Recuerdo con claridad mis primeras clases en el seminario de la denominación en un marzo de 2001 rebasado del calor veraniego. Una expectativa gigante me ahogaba con algo de misticismo, presto a un conocimiento más profundo de la Divinidad. Me sentía en mi lugar, en casa, siguiendo la vocación de mi vida. Lástima que algunas cosas cambiaran rápido, cuando cierta decepción se instaló en mi cabeza por el pobre nivel académico, aunque algo que me permitía superar esa contrariedad eran mis compañeros de clase. Gente sencilla, entregada, dispuesta a darlo todo por su Señor. Sus ojos reflejaban pasión, fuerza, emoción, vida, amor, convicción, fe. Su sinceridad me desbordaba: quizá yo sabía más cosas, tal vez tenía a la mano más herramientas pero no tenía su entrega. Yo confiaba en mi inteligencia, en mis capacidades; ellos dependían con sencillez y humildad del creador de todo lo existente. Simplemente querían servir a Dios en el lugar donde Él los pusiera. Ya en esos tiempos yo ponía las cosas en duda, sopesándolas con el rigor del cuestionamiento. Ellos eran en verdad como niños, confiando en Dios a ojos cerrados.

Un viejo profesor me dijo que el seminario no ha cambiado a pesar del paso del tiempo, que el espíritu se mantiene aunque las caras mutan. Entonces, puedo inferir que ese mismo fuego en los ojos que mis compañeros de clase tenían, seguramente lo poseía el pastor titular cuando comenzó su paso por las mismas aulas cuando tenía menos de veinte años. Una mirada diáfana y sincera. Sin embargo, en algún momento se inició un proceso lento, milimétrico, microscópico, tan imperceptible como el movimiento de los continentes que, cuando te das cuenta, ya están apartados; te fijas, y América del Sur y África están separados por el Océano Atlántico. Cuando comparamos al estudiante ilusionado de primer año de seminario con su imagen tras dos décadas de experiencia podemos encontramos con un evidente declive. Domina la tendencia autócrata, persiste una extrema espiritualización que condiciona la toma de decisiones a momentos cuasi-místicos, se impone la manipulación con el fin de utilizar a la gente. Existe una mutación del carácter intrínseca al proceso del envejecimiento, una secuencia degenerativa. El resultado es el perfil promedio de los pastores maduros de la denominación: (1) su afirmación de infalibilidad, (2) la nula aceptación de los propios errores por una gran soberbia con egolatría incluida, y (3) un total convencimiento de que Dios les habla, privatizando el carisma que, para los temas importantes, solamente puede venir a través de ellos, los ungidos. Esta triada define su forma de liderar.

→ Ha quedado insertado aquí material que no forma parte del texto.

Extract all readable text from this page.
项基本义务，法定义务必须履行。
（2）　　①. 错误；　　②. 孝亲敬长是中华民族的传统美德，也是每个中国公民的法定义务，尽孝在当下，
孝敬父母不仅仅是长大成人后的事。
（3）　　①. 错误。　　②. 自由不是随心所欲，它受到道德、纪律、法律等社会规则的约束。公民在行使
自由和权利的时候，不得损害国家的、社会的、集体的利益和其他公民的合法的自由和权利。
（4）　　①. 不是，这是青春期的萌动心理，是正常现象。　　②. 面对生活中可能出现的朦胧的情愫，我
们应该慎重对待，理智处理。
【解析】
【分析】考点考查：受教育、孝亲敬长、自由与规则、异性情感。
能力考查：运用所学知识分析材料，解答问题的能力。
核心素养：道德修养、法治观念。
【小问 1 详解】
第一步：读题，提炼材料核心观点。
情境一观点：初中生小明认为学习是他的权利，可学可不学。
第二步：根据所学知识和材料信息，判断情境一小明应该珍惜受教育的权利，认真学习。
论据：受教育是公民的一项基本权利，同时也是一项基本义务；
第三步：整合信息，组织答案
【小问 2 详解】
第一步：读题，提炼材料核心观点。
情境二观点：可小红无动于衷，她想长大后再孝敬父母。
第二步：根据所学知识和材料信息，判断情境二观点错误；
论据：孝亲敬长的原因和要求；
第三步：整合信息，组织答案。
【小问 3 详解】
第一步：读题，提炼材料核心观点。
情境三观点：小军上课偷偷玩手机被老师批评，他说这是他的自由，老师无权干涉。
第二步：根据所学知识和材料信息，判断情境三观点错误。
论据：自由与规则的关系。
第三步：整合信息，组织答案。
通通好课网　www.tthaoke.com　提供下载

El pastor titular calza con la descripción que comparte con muchos colegas de su generación. Sin embargo, analizarlo personalmente con más detalle es muy difícil debido a los pocos elementos que tengo disponibles ya que ha sabido marcar distancias con los miembros de su iglesia. Hablar de él es especular, conjeturar en base a unas pocas señales que me deben bastar para armar un marco conceptual de su temperamento eclesial, pero asumiré el reto a pesar del riesgo de insuficiente precisión. Palabras, actitudes públicas, hechos prácticos, varias charlas y mucha observación es lo que tengo, y con esa base trataré de construir el perfil que me permitirá analizar a la iglesia de una manera más profunda. Como en el caso del pastor de jóvenes, es una descripción ABSOLUTAMENTE PERSONAL.

El pastor titular es, en cierta manera, un desconocido. Nunca se ha mostrado vulnerable. No es nada transparente, siempre ha sido el “perfecto”, el “sin errores”, el “sin problemas” ―lleva siempre puesta una máscara con gesticulación nula e imagen permanente, fruto de un paradigma pastoral que él aprendió y afianzó, que viene de mucho tiempo atrás: el pastor solemne, distanciado de la gente, casi sacerdotal, dueño del lugar santísimo―. Sus ademanes, gestos y tonos de voz, son artificiales, una claro signo de la máscara gigante que se pone cada día, un real moai pascuense. Hasta predica de la misma manera en la que habla. ¿Tener la máscara todo el tiempo es señal de una baja autoestima o es que su ideal del yo es tan incompatible con su yo real? Su cabeza ya está automatizada, mimetizándose, al menos públicamente, con su máscara, generando un cinismo que lo ha convertido en un personaje calculador de manera tan natural que él no se da cuenta de eso, como el adicto que aun no ha dado el primer paso, rechazando el gran problema que tiene encima. Un enmascarado es una persona en extremo negadora de si misma porque confunde a la máscara con su propio yo. Ya no sabe quién es quien en verdad. Es un problema profundamente serio pero, afortunadamente, con una solución a la vista que pasa por la psicoterapia. Sin embargo, el pastor titular jamás aceptará algo así. Todo lo que ha construido en la vida se vendría abajo. Su pedestal colapsaría. ¿Cómo uno de los principales pastores de la denominación puede ir a psicoterapia? ¿Cómo puede permitir tamaña muestra de fragilidad? ¿Qué diría el laicado? Las iglesias tienen un prejuicio completamente infundado hacia la psicología que aún no logran superar. Pasarán años hasta que acepten que uno de sus líderes puede ir a terapia o tome algún tipo de medicación. Prefieren dejar que patologías como la máscara, fruto de un modelo que poco a poco está colapsando, permanezcan extendidas por todas partes.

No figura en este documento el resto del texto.